What if we have wealth and poverty defined wrong — what if it has nothing to do with money and ease of life?

One concept that was challenged for me on the trip to Rwanda, was poverty. As it is defined; how I measure it; and what it really means for a person or society. You see, in Rwanda I saw “poverty” as I initially defined it. Yet I didn’t see people that were unhappy, feeling without, or those who were not cherishing life.

In Rwanda I saw — people that were enjoying life. That had meaning in their community, and happy. They were in the villages, on the streets, and everywhere we drove. It was something I feel, unfortunately across the globe, that is in small quantities in the world — specifically happiness.

Now let me be clear there absolutely were those without enough food. There were plenty who needed more medical attention. Even there and in those cases, those involved were still working to find the best path forward — taking ownership and acting as best possible in their conditions.

Poverty and wealth defined by $$$

Poverty as I hear defined has to do with MONEY. If some family has less than a total income, they are poor. If they have more they are wealthy. Yet, I feel the measure of money being the defining characteristic of humanity and an individual’s place in it to be fundamentally wrong.

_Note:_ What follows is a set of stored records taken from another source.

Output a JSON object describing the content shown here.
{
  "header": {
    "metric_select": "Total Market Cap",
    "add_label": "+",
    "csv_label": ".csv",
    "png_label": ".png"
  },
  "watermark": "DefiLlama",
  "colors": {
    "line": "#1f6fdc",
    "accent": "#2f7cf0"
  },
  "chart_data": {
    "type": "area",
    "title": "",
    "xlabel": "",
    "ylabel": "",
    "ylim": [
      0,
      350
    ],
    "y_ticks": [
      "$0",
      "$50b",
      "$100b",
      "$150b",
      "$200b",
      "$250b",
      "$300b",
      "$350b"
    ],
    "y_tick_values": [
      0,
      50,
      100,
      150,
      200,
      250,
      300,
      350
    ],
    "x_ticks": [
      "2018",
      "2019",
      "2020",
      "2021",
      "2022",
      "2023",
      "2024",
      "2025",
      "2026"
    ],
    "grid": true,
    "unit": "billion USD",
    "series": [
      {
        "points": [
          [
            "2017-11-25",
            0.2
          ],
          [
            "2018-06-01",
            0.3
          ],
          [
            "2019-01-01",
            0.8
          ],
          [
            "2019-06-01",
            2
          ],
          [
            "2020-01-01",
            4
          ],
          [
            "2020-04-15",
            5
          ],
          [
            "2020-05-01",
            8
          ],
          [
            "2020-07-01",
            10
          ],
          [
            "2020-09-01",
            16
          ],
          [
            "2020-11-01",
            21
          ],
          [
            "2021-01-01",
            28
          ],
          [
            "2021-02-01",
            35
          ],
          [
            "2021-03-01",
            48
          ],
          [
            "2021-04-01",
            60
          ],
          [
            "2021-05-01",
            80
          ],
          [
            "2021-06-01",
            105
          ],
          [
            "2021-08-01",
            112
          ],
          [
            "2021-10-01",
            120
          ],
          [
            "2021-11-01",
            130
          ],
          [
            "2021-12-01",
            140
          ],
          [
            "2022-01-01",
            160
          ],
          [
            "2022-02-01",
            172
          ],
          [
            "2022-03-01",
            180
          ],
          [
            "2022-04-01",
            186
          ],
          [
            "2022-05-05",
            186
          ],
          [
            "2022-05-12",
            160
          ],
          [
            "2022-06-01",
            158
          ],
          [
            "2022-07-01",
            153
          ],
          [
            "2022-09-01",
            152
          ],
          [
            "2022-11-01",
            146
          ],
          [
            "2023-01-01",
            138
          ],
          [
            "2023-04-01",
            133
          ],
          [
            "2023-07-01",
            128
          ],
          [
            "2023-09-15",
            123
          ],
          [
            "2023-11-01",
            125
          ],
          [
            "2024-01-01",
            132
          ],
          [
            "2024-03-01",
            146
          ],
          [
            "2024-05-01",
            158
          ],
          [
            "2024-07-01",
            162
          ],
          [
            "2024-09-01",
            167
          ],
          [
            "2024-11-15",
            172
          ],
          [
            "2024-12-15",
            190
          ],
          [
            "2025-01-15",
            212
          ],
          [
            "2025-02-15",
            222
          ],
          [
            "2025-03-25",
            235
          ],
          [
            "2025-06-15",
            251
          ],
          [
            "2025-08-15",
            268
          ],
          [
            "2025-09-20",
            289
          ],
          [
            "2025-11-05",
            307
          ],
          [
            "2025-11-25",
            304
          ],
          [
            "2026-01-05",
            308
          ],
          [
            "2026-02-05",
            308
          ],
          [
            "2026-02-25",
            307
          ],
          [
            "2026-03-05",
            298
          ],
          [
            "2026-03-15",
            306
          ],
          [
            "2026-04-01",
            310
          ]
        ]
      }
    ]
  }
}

Poverty in my mind should be multidimensional. It should include happiness, contentment, self-sustainability of the people and the community, access and USE of current medical capabilities, nourishment, and shelter. Individually when you think of these characteristics you can see a spectrum can exist within it. Yet, I was quick to make mistakes here in these characteristics.

Your perspective & assessment is biased, mine too

You see — there is subjectivity that can be introduced, caused by the individual who is measuring and their PERSPECTIVE (read: opinion) that they are right and the other’s are wrong. For instance… let’s play with shelter.

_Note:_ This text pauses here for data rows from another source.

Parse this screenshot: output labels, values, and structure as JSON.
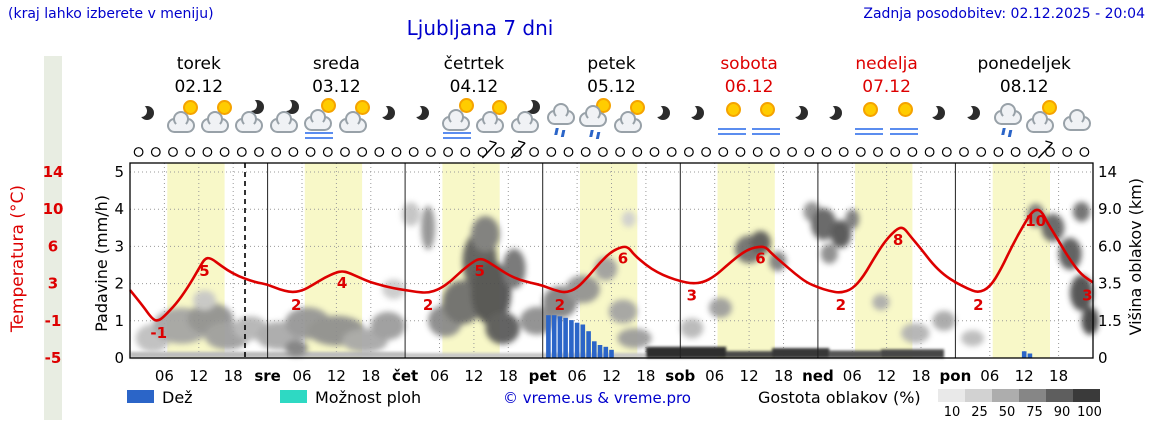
{
  "header": {
    "menu_hint": "(kraj lahko izberete v meniju)",
    "title": "Ljubljana 7 dni",
    "last_update": "Zadnja posodobitev: 02.12.2025 - 20:04"
  },
  "legend": {
    "rain": "Dež",
    "showers": "Možnost ploh",
    "copyright": "© vreme.us & vreme.pro",
    "cloud_density": "Gostota oblakov (%)",
    "scale_labels": [
      "10",
      "25",
      "50",
      "75",
      "90",
      "100"
    ],
    "scale_colors": [
      "#e9e9e9",
      "#d2d2d2",
      "#adadad",
      "#868686",
      "#5e5e5e",
      "#3a3a3a"
    ]
  },
  "colors": {
    "accent": "#0000cc",
    "red": "#dd0000",
    "rain": "#2b65c8",
    "shower": "#2ed9c3",
    "day_band": "#f8f8c8"
  },
  "chart_data": {
    "type": "line",
    "title": "Ljubljana 7 dni",
    "hours_total": 168,
    "now_line_t": 20.07,
    "daylight": [
      6.5,
      16.5
    ],
    "days": [
      {
        "name": "torek",
        "date": "02.12",
        "color": "#000000"
      },
      {
        "name": "sreda",
        "date": "03.12",
        "color": "#000000"
      },
      {
        "name": "četrtek",
        "date": "04.12",
        "color": "#000000"
      },
      {
        "name": "petek",
        "date": "05.12",
        "color": "#000000"
      },
      {
        "name": "sobota",
        "date": "06.12",
        "color": "#dd0000"
      },
      {
        "name": "nedelja",
        "date": "07.12",
        "color": "#dd0000"
      },
      {
        "name": "ponedeljek",
        "date": "08.12",
        "color": "#000000"
      }
    ],
    "time_ticks": {
      "hours": [
        6,
        12,
        18
      ],
      "day_abbrevs": [
        "sre",
        "čet",
        "pet",
        "sob",
        "ned",
        "pon"
      ]
    },
    "temp_axis": {
      "label": "Temperatura (°C)",
      "ticks": [
        14,
        10,
        6,
        3,
        -1,
        -5
      ]
    },
    "precip_axis": {
      "label": "Padavine (mm/h)",
      "ticks": [
        5,
        4,
        3,
        2,
        1,
        0
      ]
    },
    "cloud_axis": {
      "label": "Višina oblakov (km)",
      "ticks": [
        "14",
        "9.0",
        "6.0",
        "3.5",
        "1.5",
        "0"
      ]
    },
    "temperature": [
      [
        0,
        2.3
      ],
      [
        2,
        0.8
      ],
      [
        4,
        -0.9
      ],
      [
        5,
        -1
      ],
      [
        6,
        -0.5
      ],
      [
        8,
        0.8
      ],
      [
        10,
        2.5
      ],
      [
        12,
        4.2
      ],
      [
        13,
        5
      ],
      [
        14,
        5.1
      ],
      [
        16,
        4.4
      ],
      [
        18,
        3.8
      ],
      [
        20,
        3.4
      ],
      [
        22,
        3.1
      ],
      [
        24,
        2.9
      ],
      [
        26,
        2.4
      ],
      [
        28,
        2.05
      ],
      [
        30,
        2.2
      ],
      [
        32,
        2.9
      ],
      [
        34,
        3.5
      ],
      [
        36,
        3.9
      ],
      [
        37,
        4
      ],
      [
        38,
        3.9
      ],
      [
        40,
        3.5
      ],
      [
        42,
        3.1
      ],
      [
        44,
        2.8
      ],
      [
        46,
        2.5
      ],
      [
        48,
        2.3
      ],
      [
        50,
        2.1
      ],
      [
        52,
        2
      ],
      [
        54,
        2.4
      ],
      [
        56,
        3.2
      ],
      [
        58,
        4.1
      ],
      [
        60,
        4.8
      ],
      [
        61,
        5
      ],
      [
        62,
        4.9
      ],
      [
        64,
        4.3
      ],
      [
        66,
        3.7
      ],
      [
        68,
        3.3
      ],
      [
        70,
        3.05
      ],
      [
        72,
        2.8
      ],
      [
        74,
        2.3
      ],
      [
        76,
        2
      ],
      [
        78,
        2.5
      ],
      [
        80,
        3.6
      ],
      [
        82,
        4.7
      ],
      [
        84,
        5.6
      ],
      [
        86,
        6
      ],
      [
        87,
        5.9
      ],
      [
        88,
        5.3
      ],
      [
        90,
        4.5
      ],
      [
        92,
        3.9
      ],
      [
        94,
        3.5
      ],
      [
        96,
        3.2
      ],
      [
        98,
        3
      ],
      [
        100,
        3.1
      ],
      [
        102,
        3.6
      ],
      [
        104,
        4.4
      ],
      [
        106,
        5.2
      ],
      [
        108,
        5.8
      ],
      [
        110,
        6
      ],
      [
        111,
        5.9
      ],
      [
        112,
        5.4
      ],
      [
        114,
        4.6
      ],
      [
        116,
        3.8
      ],
      [
        118,
        3.1
      ],
      [
        120,
        2.6
      ],
      [
        122,
        2.2
      ],
      [
        124,
        2
      ],
      [
        126,
        2.4
      ],
      [
        128,
        3.6
      ],
      [
        130,
        5.2
      ],
      [
        132,
        6.8
      ],
      [
        134,
        8
      ],
      [
        135,
        8
      ],
      [
        136,
        7.2
      ],
      [
        138,
        5.8
      ],
      [
        140,
        4.6
      ],
      [
        142,
        3.7
      ],
      [
        144,
        3.1
      ],
      [
        146,
        2.5
      ],
      [
        148,
        2
      ],
      [
        150,
        2.6
      ],
      [
        152,
        4.2
      ],
      [
        154,
        6.2
      ],
      [
        156,
        8.4
      ],
      [
        157,
        9.4
      ],
      [
        158,
        10
      ],
      [
        159,
        9.8
      ],
      [
        160,
        8.6
      ],
      [
        162,
        6.6
      ],
      [
        164,
        4.9
      ],
      [
        166,
        3.7
      ],
      [
        168,
        3.1
      ]
    ],
    "temp_labels": [
      [
        5,
        -1
      ],
      [
        13,
        5
      ],
      [
        29,
        2
      ],
      [
        37,
        4
      ],
      [
        52,
        2
      ],
      [
        61,
        5
      ],
      [
        75,
        2
      ],
      [
        86,
        6
      ],
      [
        98,
        3
      ],
      [
        110,
        6
      ],
      [
        124,
        2
      ],
      [
        134,
        8
      ],
      [
        148,
        2
      ],
      [
        158,
        10
      ],
      [
        167,
        3
      ]
    ],
    "rain_bars": [
      [
        73,
        1.15
      ],
      [
        74,
        1.15
      ],
      [
        75,
        1.12
      ],
      [
        76,
        1.08
      ],
      [
        77,
        1.02
      ],
      [
        78,
        0.95
      ],
      [
        79,
        0.9
      ],
      [
        80,
        0.72
      ],
      [
        81,
        0.45
      ],
      [
        82,
        0.35
      ],
      [
        83,
        0.3
      ],
      [
        84,
        0.22
      ],
      [
        156,
        0.18
      ],
      [
        157,
        0.12
      ]
    ],
    "cloud_bands": [
      [
        0,
        48,
        0.25,
        "#bcbcbc"
      ],
      [
        48,
        90,
        0.2,
        "#c6c6c6"
      ],
      [
        90,
        104,
        0.45,
        "#2e2e2e"
      ],
      [
        104,
        112,
        0.28,
        "#4a4a4a"
      ],
      [
        112,
        122,
        0.4,
        "#383838"
      ],
      [
        122,
        131,
        0.3,
        "#565656"
      ],
      [
        131,
        142,
        0.35,
        "#474747"
      ]
    ],
    "cloud_blobs": [
      [
        4,
        0.8,
        3,
        14,
        "#bdbdbd"
      ],
      [
        9,
        1.3,
        5,
        18,
        "#a3a3a3"
      ],
      [
        14,
        1.6,
        4,
        16,
        "#8f8f8f"
      ],
      [
        17,
        0.9,
        4,
        14,
        "#9c9c9c"
      ],
      [
        21,
        1.2,
        3,
        12,
        "#b3b3b3"
      ],
      [
        13,
        2.6,
        2,
        10,
        "#c6c6c6"
      ],
      [
        26,
        0.9,
        4,
        14,
        "#a8a8a8"
      ],
      [
        29,
        0.4,
        2,
        8,
        "#7d7d7d"
      ],
      [
        31,
        1.4,
        4,
        16,
        "#949494"
      ],
      [
        36,
        1.1,
        5,
        15,
        "#8d8d8d"
      ],
      [
        41,
        0.7,
        4,
        12,
        "#a6a6a6"
      ],
      [
        45,
        1.3,
        3,
        14,
        "#9a9a9a"
      ],
      [
        46,
        3.2,
        2,
        10,
        "#c9c9c9"
      ],
      [
        49,
        8.6,
        1.6,
        12,
        "#c2c2c2"
      ],
      [
        52,
        7.5,
        1.2,
        22,
        "#8f8f8f"
      ],
      [
        55,
        1.5,
        3,
        16,
        "#878787"
      ],
      [
        58,
        2.5,
        3.5,
        22,
        "#6a6a6a"
      ],
      [
        61,
        5,
        3,
        30,
        "#5a5a5a"
      ],
      [
        62,
        7,
        2.5,
        18,
        "#7a7a7a"
      ],
      [
        63,
        3,
        3.5,
        32,
        "#4d4d4d"
      ],
      [
        65,
        1.2,
        3,
        16,
        "#575757"
      ],
      [
        67,
        4.5,
        2,
        20,
        "#707070"
      ],
      [
        71,
        1.5,
        3,
        14,
        "#8b8b8b"
      ],
      [
        75,
        2.5,
        3,
        16,
        "#7e7e7e"
      ],
      [
        79,
        3.2,
        3,
        14,
        "#909090"
      ],
      [
        83,
        4.5,
        2,
        12,
        "#9d9d9d"
      ],
      [
        86,
        2,
        2.5,
        12,
        "#a2a2a2"
      ],
      [
        87,
        8.2,
        1.2,
        8,
        "#cfcfcf"
      ],
      [
        88,
        0.8,
        3,
        10,
        "#9a9a9a"
      ],
      [
        98,
        1.2,
        2,
        10,
        "#b6b6b6"
      ],
      [
        103,
        2.2,
        2,
        10,
        "#9b9b9b"
      ],
      [
        108,
        5.8,
        2.5,
        14,
        "#6e6e6e"
      ],
      [
        110,
        6.3,
        1.8,
        12,
        "#565656"
      ],
      [
        113,
        5,
        1.5,
        10,
        "#7b7b7b"
      ],
      [
        119,
        8.8,
        1.5,
        10,
        "#8b8b8b"
      ],
      [
        121,
        7.8,
        2.2,
        16,
        "#5e5e5e"
      ],
      [
        124,
        7,
        1.8,
        14,
        "#4f4f4f"
      ],
      [
        126,
        8.2,
        1.2,
        10,
        "#787878"
      ],
      [
        122,
        5.5,
        1.5,
        10,
        "#888888"
      ],
      [
        131,
        2.5,
        1.5,
        8,
        "#ababab"
      ],
      [
        137,
        1,
        2.5,
        10,
        "#b1b1b1"
      ],
      [
        142,
        1.5,
        2,
        10,
        "#a6a6a6"
      ],
      [
        147,
        0.8,
        2,
        8,
        "#b9b9b9"
      ],
      [
        158,
        8.5,
        1.5,
        12,
        "#787878"
      ],
      [
        161,
        7.5,
        2,
        14,
        "#616161"
      ],
      [
        164,
        5.5,
        2,
        16,
        "#565656"
      ],
      [
        166,
        3,
        2,
        18,
        "#4a4a4a"
      ],
      [
        167.5,
        1.5,
        1.5,
        14,
        "#404040"
      ],
      [
        166,
        8.8,
        1.5,
        10,
        "#6b6b6b"
      ]
    ],
    "symbols": {
      "circle_interval_h": 3,
      "wind_barbs_t": [
        62,
        67,
        159
      ]
    },
    "icons": [
      "moon",
      "sun-cloud",
      "sun-cloud",
      "cloud-moon",
      "cloud-moon",
      "fog-sun-cloud",
      "sun-cloud",
      "moon",
      "moon",
      "fog-sun-cloud",
      "sun-cloud",
      "cloud-moon",
      "drizzle-cloud",
      "drizzle-sun-cloud",
      "sun-cloud",
      "moon",
      "moon",
      "fog-sun",
      "fog-sun",
      "moon",
      "moon",
      "fog-sun",
      "fog-sun",
      "moon",
      "moon",
      "drizzle-cloud",
      "sun-cloud",
      "cloud"
    ]
  }
}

Shelter — merely needs to be sufficient to protect the person / family from the elements and provide a space to be healthy and enjoy privacy. (Privacy one could even say is also a subjective perspective) Why isn’t a simple clay brick house on a hill without power or water enough? What if everyone has that type of home, and it does more than listed above, but also keeps away predators and allows to raise kids safely. The counter argument here I heard was centered on “needing” running water and electricity, yet they do not. It is a preference but also a slippery slope.

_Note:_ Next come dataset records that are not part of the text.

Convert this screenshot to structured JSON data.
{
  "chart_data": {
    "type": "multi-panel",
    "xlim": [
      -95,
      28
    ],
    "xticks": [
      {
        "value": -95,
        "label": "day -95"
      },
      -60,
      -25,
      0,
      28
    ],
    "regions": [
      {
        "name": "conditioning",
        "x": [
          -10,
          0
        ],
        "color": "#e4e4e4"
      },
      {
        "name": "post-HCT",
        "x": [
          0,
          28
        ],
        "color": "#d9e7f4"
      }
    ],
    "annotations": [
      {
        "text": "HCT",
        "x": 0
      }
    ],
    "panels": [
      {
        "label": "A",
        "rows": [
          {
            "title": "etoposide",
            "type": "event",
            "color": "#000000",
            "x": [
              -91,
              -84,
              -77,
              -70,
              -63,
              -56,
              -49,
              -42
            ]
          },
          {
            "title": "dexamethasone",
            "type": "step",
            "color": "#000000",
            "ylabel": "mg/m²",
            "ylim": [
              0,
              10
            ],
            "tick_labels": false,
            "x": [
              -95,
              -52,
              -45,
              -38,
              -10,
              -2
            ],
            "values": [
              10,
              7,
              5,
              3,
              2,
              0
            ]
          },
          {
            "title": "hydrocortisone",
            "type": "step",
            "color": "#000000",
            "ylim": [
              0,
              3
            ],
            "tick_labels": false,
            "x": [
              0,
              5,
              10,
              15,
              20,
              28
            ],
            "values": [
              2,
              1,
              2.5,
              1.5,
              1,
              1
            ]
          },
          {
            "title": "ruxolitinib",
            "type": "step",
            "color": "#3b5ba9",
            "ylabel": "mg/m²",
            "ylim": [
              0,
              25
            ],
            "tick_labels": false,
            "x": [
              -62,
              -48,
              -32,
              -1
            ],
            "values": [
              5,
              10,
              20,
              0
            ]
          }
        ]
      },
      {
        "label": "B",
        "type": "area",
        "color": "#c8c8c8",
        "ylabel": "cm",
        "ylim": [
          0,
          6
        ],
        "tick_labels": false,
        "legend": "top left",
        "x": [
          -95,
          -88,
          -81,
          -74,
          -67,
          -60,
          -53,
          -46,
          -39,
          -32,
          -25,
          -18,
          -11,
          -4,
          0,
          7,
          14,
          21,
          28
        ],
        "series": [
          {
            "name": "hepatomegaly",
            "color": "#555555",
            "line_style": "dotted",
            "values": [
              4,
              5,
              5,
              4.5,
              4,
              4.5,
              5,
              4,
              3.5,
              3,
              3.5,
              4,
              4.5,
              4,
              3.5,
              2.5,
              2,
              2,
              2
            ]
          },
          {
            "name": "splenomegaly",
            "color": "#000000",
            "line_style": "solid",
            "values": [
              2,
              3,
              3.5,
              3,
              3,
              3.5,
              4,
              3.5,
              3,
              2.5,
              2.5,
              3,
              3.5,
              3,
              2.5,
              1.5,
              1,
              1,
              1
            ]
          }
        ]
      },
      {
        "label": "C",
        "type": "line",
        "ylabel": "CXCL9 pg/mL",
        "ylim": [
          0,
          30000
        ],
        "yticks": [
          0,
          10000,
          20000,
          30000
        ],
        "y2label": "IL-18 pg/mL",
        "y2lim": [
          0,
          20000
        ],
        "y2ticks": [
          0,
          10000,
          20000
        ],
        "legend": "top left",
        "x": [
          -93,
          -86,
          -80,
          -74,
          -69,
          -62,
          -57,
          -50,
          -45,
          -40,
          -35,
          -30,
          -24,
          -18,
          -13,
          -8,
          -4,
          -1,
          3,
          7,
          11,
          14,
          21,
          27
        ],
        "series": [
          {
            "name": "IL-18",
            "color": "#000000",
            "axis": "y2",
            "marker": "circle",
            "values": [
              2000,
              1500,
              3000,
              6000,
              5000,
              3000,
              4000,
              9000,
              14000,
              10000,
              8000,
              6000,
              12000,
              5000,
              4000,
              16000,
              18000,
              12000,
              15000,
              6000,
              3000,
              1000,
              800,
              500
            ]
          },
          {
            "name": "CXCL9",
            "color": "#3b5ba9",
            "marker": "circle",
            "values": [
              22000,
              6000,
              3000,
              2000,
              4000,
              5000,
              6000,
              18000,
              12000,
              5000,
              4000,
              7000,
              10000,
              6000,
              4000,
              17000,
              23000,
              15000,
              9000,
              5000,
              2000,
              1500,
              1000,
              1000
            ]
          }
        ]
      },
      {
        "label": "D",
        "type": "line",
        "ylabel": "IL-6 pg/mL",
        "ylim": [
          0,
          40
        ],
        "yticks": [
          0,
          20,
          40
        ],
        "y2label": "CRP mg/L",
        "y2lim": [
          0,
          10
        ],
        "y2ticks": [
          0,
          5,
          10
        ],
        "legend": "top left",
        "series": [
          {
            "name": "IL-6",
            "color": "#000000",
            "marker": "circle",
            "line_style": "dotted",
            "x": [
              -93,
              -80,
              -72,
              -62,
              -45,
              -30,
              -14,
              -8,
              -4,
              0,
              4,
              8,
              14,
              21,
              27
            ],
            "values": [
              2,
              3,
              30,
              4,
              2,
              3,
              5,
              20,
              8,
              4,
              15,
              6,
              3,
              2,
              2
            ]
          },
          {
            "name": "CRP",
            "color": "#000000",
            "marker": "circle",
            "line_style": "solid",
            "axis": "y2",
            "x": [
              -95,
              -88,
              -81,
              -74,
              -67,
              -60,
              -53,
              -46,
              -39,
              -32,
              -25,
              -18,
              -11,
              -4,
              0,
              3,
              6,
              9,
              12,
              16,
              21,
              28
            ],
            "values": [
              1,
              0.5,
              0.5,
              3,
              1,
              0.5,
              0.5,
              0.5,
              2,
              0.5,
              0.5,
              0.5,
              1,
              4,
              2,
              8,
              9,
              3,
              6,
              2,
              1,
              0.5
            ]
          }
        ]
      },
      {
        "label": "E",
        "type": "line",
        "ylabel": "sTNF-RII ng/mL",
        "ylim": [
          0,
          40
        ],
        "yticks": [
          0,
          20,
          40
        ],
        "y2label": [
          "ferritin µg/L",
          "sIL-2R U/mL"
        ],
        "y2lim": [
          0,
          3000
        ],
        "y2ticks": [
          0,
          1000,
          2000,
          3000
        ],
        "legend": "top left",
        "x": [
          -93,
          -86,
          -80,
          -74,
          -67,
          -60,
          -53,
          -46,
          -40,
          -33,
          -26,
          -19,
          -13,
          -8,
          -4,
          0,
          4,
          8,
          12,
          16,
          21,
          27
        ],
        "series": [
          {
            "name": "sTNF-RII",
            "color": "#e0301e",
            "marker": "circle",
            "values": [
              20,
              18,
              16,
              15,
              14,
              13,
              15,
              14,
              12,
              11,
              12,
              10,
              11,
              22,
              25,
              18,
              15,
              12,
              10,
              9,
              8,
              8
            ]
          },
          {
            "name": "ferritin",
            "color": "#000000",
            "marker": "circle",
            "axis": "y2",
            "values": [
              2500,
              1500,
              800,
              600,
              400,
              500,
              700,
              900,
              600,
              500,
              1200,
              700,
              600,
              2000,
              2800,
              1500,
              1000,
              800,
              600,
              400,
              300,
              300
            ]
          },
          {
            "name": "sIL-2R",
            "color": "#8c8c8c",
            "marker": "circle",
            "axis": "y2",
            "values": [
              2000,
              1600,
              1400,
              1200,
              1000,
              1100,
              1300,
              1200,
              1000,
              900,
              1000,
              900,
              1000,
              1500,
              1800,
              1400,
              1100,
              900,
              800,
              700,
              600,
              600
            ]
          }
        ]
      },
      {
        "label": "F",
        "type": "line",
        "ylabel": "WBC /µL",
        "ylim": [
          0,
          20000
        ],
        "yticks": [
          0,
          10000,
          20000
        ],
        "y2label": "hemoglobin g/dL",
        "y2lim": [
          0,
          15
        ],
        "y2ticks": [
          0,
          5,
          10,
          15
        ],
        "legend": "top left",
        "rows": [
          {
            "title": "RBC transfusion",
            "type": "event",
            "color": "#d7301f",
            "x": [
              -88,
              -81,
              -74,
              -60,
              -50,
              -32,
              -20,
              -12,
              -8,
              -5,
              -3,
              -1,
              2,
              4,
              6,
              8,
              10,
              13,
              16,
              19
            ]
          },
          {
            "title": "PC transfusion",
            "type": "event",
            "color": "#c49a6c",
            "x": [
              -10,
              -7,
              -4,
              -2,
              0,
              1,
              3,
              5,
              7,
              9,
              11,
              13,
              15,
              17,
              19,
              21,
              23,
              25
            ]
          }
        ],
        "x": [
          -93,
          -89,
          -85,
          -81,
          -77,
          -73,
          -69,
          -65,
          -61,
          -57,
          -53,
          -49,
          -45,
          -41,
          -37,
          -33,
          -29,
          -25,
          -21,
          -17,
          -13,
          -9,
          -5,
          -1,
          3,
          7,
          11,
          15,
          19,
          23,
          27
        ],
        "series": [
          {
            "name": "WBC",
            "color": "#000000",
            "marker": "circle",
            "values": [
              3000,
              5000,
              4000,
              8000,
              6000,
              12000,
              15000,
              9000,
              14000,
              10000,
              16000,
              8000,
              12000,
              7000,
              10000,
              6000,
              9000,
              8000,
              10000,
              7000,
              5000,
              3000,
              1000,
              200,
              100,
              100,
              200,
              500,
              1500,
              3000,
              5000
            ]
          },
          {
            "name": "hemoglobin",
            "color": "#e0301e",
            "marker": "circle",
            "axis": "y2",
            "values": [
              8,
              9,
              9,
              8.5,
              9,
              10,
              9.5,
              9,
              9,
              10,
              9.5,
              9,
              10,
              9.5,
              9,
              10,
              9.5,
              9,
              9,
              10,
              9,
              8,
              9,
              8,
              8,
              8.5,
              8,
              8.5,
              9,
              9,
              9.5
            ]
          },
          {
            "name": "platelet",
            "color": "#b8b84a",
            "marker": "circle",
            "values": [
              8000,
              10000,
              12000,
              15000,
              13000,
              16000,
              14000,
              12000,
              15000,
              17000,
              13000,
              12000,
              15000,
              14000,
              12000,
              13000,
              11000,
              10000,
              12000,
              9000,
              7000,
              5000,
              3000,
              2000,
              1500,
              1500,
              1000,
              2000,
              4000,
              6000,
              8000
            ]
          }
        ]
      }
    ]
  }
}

To change the culturally acceptable, enjoyed, and community self sustained housing in any society has several huge risk factors that I don’t think have been thoughtfully played out.

  • If families are forced / convinced they need ‘modern’ homes … then they can no longer build them or maintain them on their own / with the local community… now they require more experts, special “heavy equipment”, money to support all that infrastructure, and more.
  • Families now need to PAY with money they don’t use (barter is more popular and sustained in these regions), on power and water bills
  • The community aspect of shared water, shelters, power, etc.. leads to people coming together creating important cohesiveness and empathy together vs isolation.
  • Governments will have to lay the foundation and give / tax those for this upgrade in housing

So, by forcing an upgrade in ‘living standard’ to someone else’s definition results in the local population:

  • having higher taxes
  • buildings and infrastructure they cannot maintain
  • industry / government required to pay and build out
  • communities are now dependent upon other’s from outside the region
  • Other world standards and materials introduced into a region that can lead to contamination of the ecosystem and
  • the added materials (buildings, cleaning, welding, etc..) also are not being made in the region, thus completely imported (creating a crux for that very country)

If someone is happy, are they not wealthy where it matters? It is fact that the happiest countries are not the wealthiest (from a dollar perspective). It is this mindset of happiness, community, healthy families, and being open to other culture perspectives that has led me down these thoughts.

Poverty and Wealth to be redefined

Poverty need not be measured by money, and shame on us for thinking it is something to be fixed. Ensuring health (medical practices, sufficient food) and a great life (longevity, shelter, meaningful part of the community) are areas I feel we should rethink and refocus on — at home and abroad.

For all those in need, I hope we all will continue to take the necessary actions to set our neighbors around the world to be healthy and happy forever.

For your business and products

This highlights and reminds us that one way is not always the right way for all. This applies to how you do business; how you serve your customers, and how you do everything to create wonderful products. The opportunity today with technology and customization is that we CAN be nuanced. We can be empathetic and reflective of the end consumer. Whether that is building a hospital in Rwanda that is sustainable and utilized, or that is institutionalizing cybersecurity within your devops processes. 

Being adaptive to achieving the goals appropriate to the environment is the unlock for sustainability, speed, and ultimately happiness.

(Please note this is an excerpt from a deep discussion I had where we challenged this idea from all corners. There is a huge potential for us to help those truly in need, but also, just maybe, perhaps we should listen and learn from them too. Happiness and community for our neighbor should be our North Star.